A visage découvert

A visage découvert
illustration : sculpture “tête d’un savant” ; M. Thomas

La crise sanitaire nous rend inventifs ! Nous oblige à adapter nos pratiques. A quel prix ? De nouveau mots ont été créés : séances en “présentiel” et en “absentiel”, par téléphone et par visioconférence. Une séance n’est plus “une séance”. Il faut préciser.

Que se passe-t-il de différent quand le patient est là, en « présentiel » ?

Et à quoi échappons-nous dans les séances au téléphone ?

Au visage ?

Qu’est donc le visage ?

Le visage n’est rien de partiel. Il n’est, dans sa fonction de « visage » pas décomposable en regard, voix. Et même il ne se limite pas à ce qui est vu, il donne accès à autre chose.

C’est le travail d’Emmanuel Lévinas sur le visage dans son texte « Autrement qu’être ou au-delà de l’essence »1 qui m’aide à penser. Je vous propose donc un détour.

Penser l’être au-delà et autrement que dans les limites de la phénoménologie, penser un espace éthique de l’accès à la subjectivité, voilà l’horizon du texte de Lévinas. Pour ce faire, il a recours au concept du « visage ».

« Le visage » entre en relation « avant et autrement que selon le ‘voir’ de la perception »2. Au-delà de l’essence de l’être, de la conscience, « le visage » n’est pas représentable et échappe à la temporalité. Il n’y a pas de rencontre avec « le visage » dans la synchronie de l’être. Dans ce sens je ne suis pas contemporaine du « visage » qui ne peut se penser dans la limite de la temporalité du présent.

« Le visage » est appel. Il me réclame. Il y a un commandement3 venant du « visage ». Pour Lévinas « le visage me demande et m’ordonne. Sa signification est un ordre signifié »4. La signification du « visage » vient à moi sans que je l’aie voulue, choisie, acceptée. Ce qui me vient du « visage » vient alors « d’autrement » que par ma volonté d’entendre, d’être accessible et de me rendre présente. Mais ma réponse est à jamais marquée par un retard irrécupérable. « Ma réaction manque une présence qui est déjà le passé d’elle-même. […] Il me réclamait avant que je vienne. »5. La temporalité affranchie de la synchronie du présent signifie la discontinuité de la représentation, de la mémoire. L’histoire n’est pas récupérable.

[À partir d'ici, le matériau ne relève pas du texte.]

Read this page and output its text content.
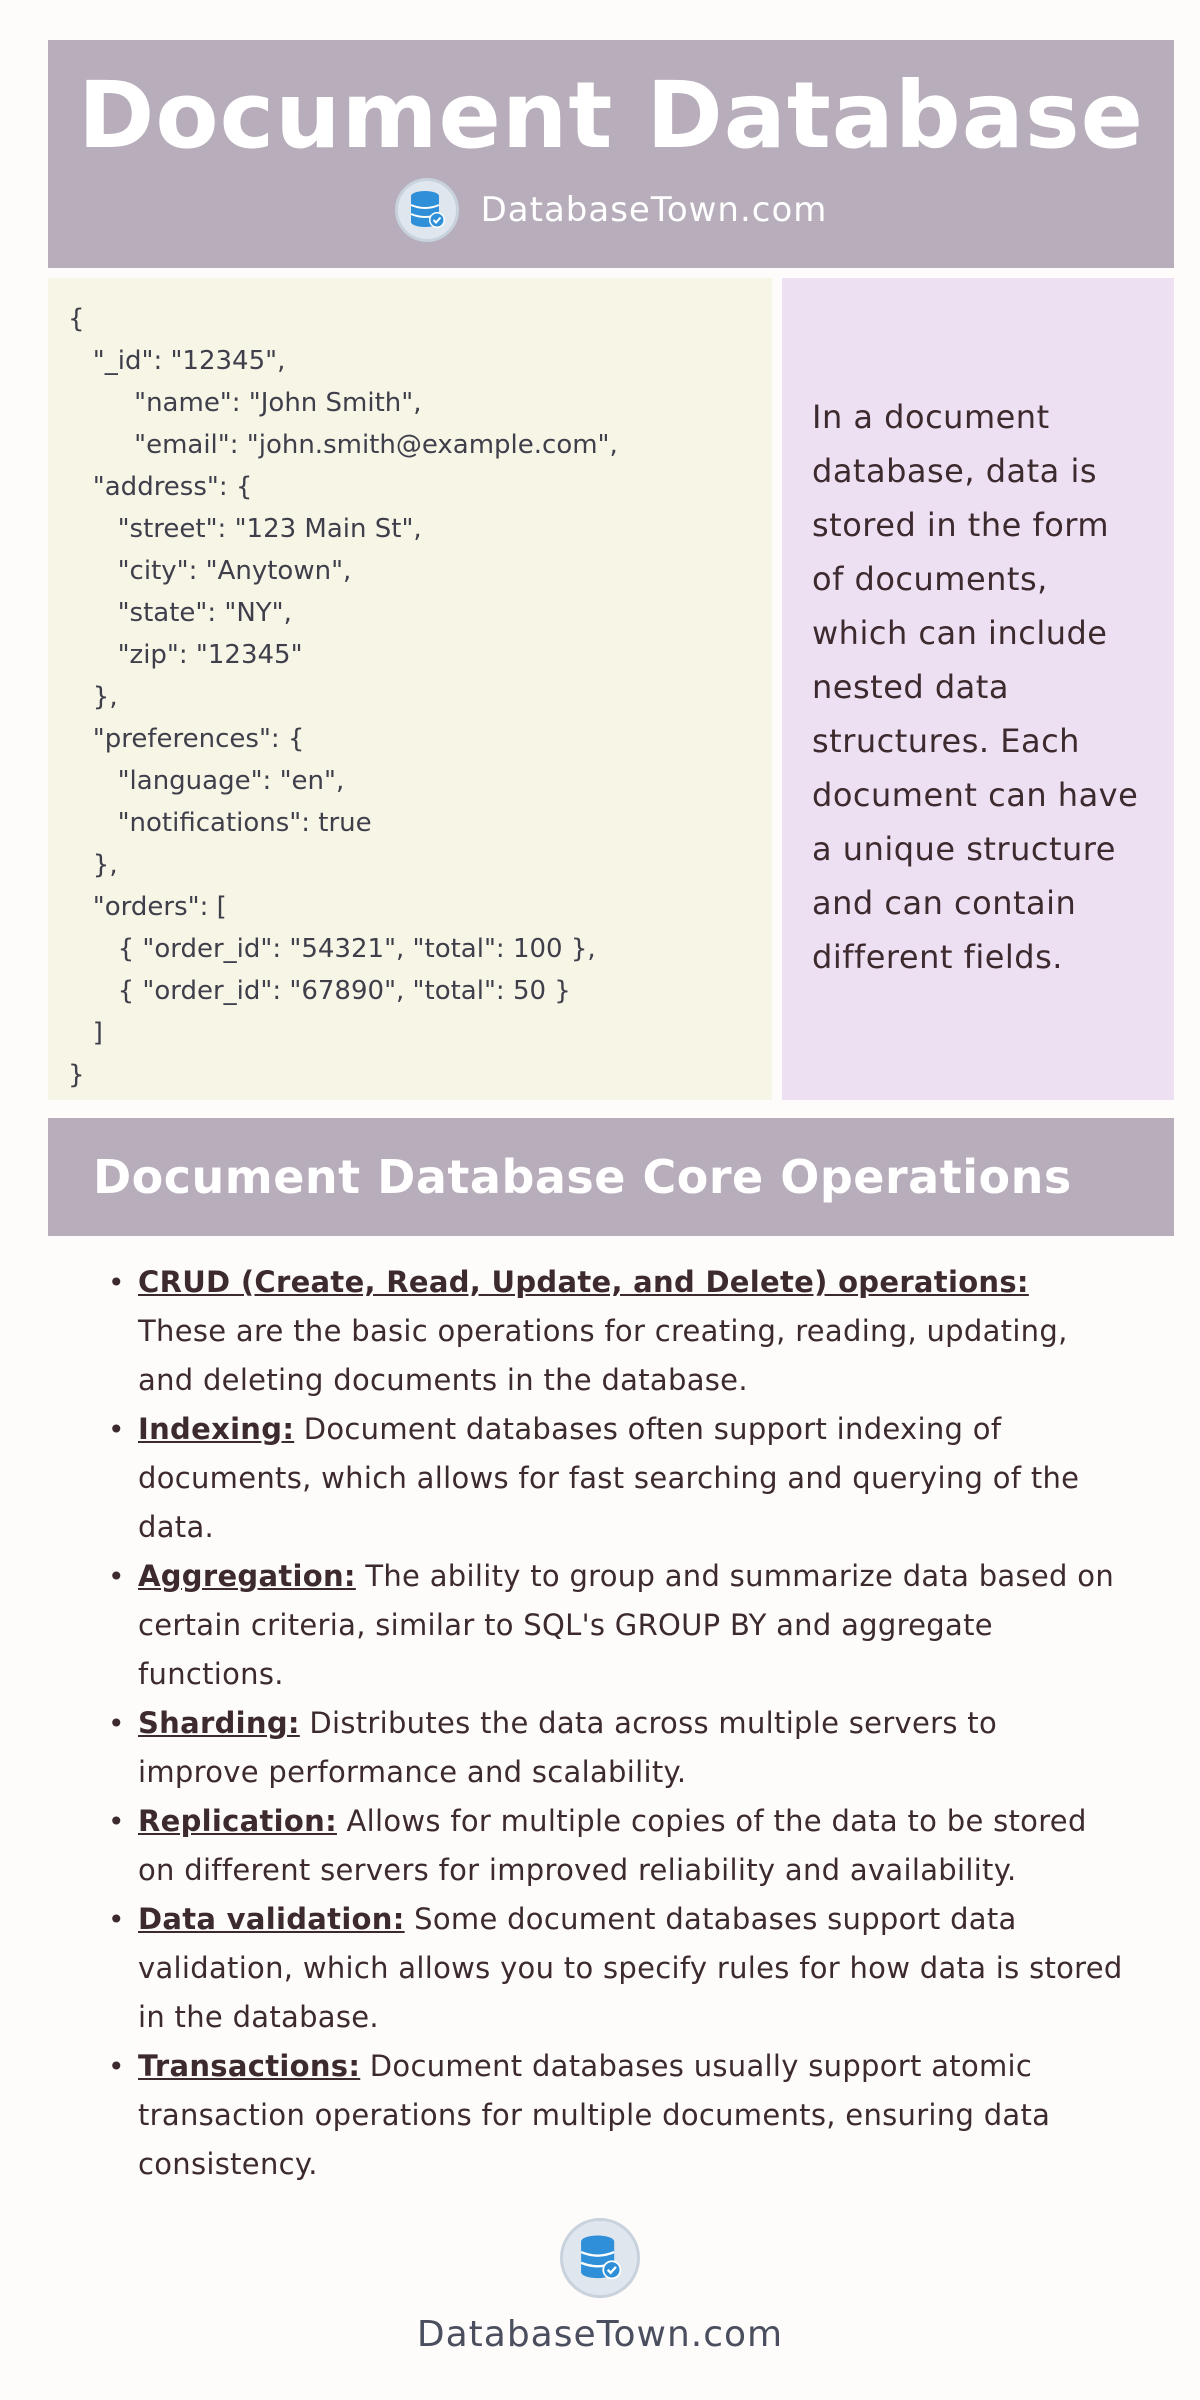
Document Database
DatabaseTown.com
{
"_id": "12345",
"name": "John Smith",
"email": "john.smith@example.com",
"address": {
"street": "123 Main St",
"city": "Anytown",
"state": "NY",
"zip": "12345"
},
"preferences": {
"language": "en",
"notifications": true
},
"orders": [
{ "order_id": "54321", "total": 100 },
{ "order_id": "67890", "total": 50 }
]
}

In a document database, data is stored in the form of documents, which can include nested data structures. Each document can have a unique structure and can contain different fields.

Document Database Core Operations
• CRUD (Create, Read, Update, and Delete) operations: These are the basic operations for creating, reading, updating, and deleting documents in the database.
• Indexing: Document databases often support indexing of documents, which allows for fast searching and querying of the data.
• Aggregation: The ability to group and summarize data based on certain criteria, similar to SQL's GROUP BY and aggregate functions.
• Sharding: Distributes the data across multiple servers to improve performance and scalability.
• Replication: Allows for multiple copies of the data to be stored on different servers for improved reliability and availability.
• Data validation: Some document databases support data validation, which allows you to specify rules for how data is stored in the database.
• Transactions: Document databases usually support atomic transaction operations for multiple documents, ensuring data consistency.
DatabaseTown.com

La visée de Lévinas dans ce texte complexe et dense est l’accès à la subjectivité qui passe par le « me voici » à l’égard du visage. « L’identité du sujet tient ici à l’impossibilité de se dérober à la responsabilité, à la prise en charge de l’autre. »6

La transcendance constitue une visée intimement liée à la subjectivité, au « visage ». « La subjectivité en deçà ou au-delà du libre et du non-libre – obligée à l’égard du prochain – est le point de rupture de l’essence excédée par L’Infini ».7 « Le visage » est trace de l’Infini, mais trace d’une absence qui n’a jamais été présente. « Le visage » n’est donc pas le résidu d’une présence. Impossible de suivre la trace. Elle ne renvoie qu’à la trace « perdue dans une trace »8.

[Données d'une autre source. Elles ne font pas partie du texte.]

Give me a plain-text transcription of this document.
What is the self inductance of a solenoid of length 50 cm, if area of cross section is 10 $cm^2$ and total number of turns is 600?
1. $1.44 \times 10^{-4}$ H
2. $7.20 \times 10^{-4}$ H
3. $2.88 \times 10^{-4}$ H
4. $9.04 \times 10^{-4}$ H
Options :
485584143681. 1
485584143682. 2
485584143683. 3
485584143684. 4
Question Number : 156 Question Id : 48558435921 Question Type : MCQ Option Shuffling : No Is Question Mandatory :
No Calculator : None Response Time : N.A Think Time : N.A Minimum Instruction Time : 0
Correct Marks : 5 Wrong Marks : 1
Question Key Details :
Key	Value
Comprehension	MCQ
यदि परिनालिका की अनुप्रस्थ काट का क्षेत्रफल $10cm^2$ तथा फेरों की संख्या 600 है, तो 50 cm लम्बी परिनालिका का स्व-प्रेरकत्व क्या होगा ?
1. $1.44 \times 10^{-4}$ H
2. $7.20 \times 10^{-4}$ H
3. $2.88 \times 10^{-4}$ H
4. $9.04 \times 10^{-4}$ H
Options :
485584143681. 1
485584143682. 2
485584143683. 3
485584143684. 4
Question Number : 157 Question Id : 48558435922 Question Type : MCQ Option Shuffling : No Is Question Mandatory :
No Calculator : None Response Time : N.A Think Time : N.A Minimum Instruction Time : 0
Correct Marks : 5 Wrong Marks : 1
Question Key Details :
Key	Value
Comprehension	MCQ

Encore une dernière belle citation de Lévinas : Le visage est «  trace de l’Infini qui passe sans pouvoir entrer – où se creuse le visage comme trace d’une absence, comme peau à rides »9.

Ce que je retiens pour mon propos du concept lévinassien du visage, c’est d’abord l’affranchissement de la temporalité. Il est autrement, au-delà. Dire qu’il reflète à la fois ce qui était et ce qui est, cela nous ramènerai dans les catégories que nous venons de quitter. Comment le dire ?

Sans savoir pour l’instant comment l’articuler, j’associe l’intemporalité du désir et de l’inconscient en général.

Le visage donne accès à l’épaisseur de la subjectivité. Cet accès ne peut qu’être éphémère, bref. Pendant un moment, c’est dévoilé.

Peut-on dire que le visage donne accès au traces de subjectivation ? Que par là il participe, dans le transfert, au soutien du processus de subjectivation ?

Le visage renvoie aussi à l’Infini pour le dire avec Lévinas. Dans un redoublement de l’absence : «  trace de l’Infini qui passe sans pouvoir entrer – où se creuse le visage comme trace d’une absence, comme peau à rides »10

Le visage renvoie à « la trace perdue dans une trace »11.

Le visage ouvre un espace possible et le maintient ouvert. L’espace de la transcendance. Espace de de dépassement de temporalité, liberté, conscience – au-delà de l’essence.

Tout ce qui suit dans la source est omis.